MANNINGTON' S PEARMAIN

Afbeelding 88a, 88b, 88c.

Rassenlijst.

Oorspronkelijke plaat.

 

 

annington' s Pearmain (HOGG, the Fruit Manual, 3d ed., pag. 30).

Pearmain Mannington (Beschrijving der vruchtsoorten , III, N°. 177).

 

 

 

AFKOMST: wij ontvingen deze variëteit uit Engeland; iets naders is ons omtrent hare afkomst niet bekend.

 

VORM: zeer fraai en regelmatig, doorgaans gelijk die van de afgebeelde vrucht.

GROOTTE: van de derde, dikwijls grooter dan onze afbeelding.

kelk: gesloten, somtijds half open, grauw, spitsbladerig, van kleine ribjes en eenig groen omgeven, in eene fraaie, regelmatige schotelvormige, zelden met eenig roest bekleede holte.

steel: 0.025—0.03 houtachtig, bruin, in eene nauwe, vrij diepe, somtijds met eenig dun roest bekleede holte.

HUID: een weinig ruw, eenigszins somber groenachtig geel, aan de zonzijde dof lichtrood, somtijds met eenige bruinroode streepjes en vlammen; de geheele vrucht is overdekt met dun, bruingrauw roest en met vele groote, grauwe stippen.

vleesch: geelwit, met groengele aders, vast, eenigszins knappend, bij volle rijpheid zacht, zeer saprijk, zoet, door een weinig rinsch getemperd, zeer geurig, aangenaam, aan dat van den Wijker Pippeling herinnerend.

klokhuis: groot, met groote cellen en met weinige, meestal onvolkomene, kleine, donkerbruine pitten.

gebruik: December tot Februari of uiterlijk Maart; — van den eersten rang voor het dessert.

De boom groeit regelmatig, vormt eene fraaie pyramide en draagt mild.
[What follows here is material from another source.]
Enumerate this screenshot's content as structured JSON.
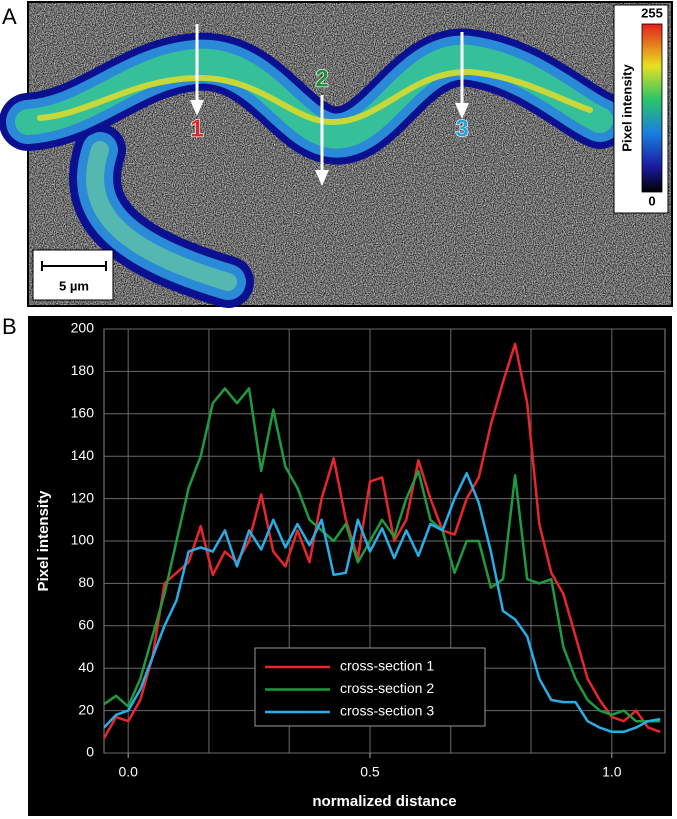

De twijgen zijn van gemiddelde lengte niet sterk, olijf kleurig met bruin, met ronde, grauwe stippen; de knoppen breed, plat, vlak geplaatst; de scheuten middelmatig, bruingrauw met groen, zeer wollig; de bladstelen 0.02—0.03, een weinig gesleufd; de bladeren glanzig groen, ovaal, stomp, onregelmatig getand. Voor alle vormen geschikt, waarschijnlijk een zeer goede soort voor den boomgaard en voor de markt.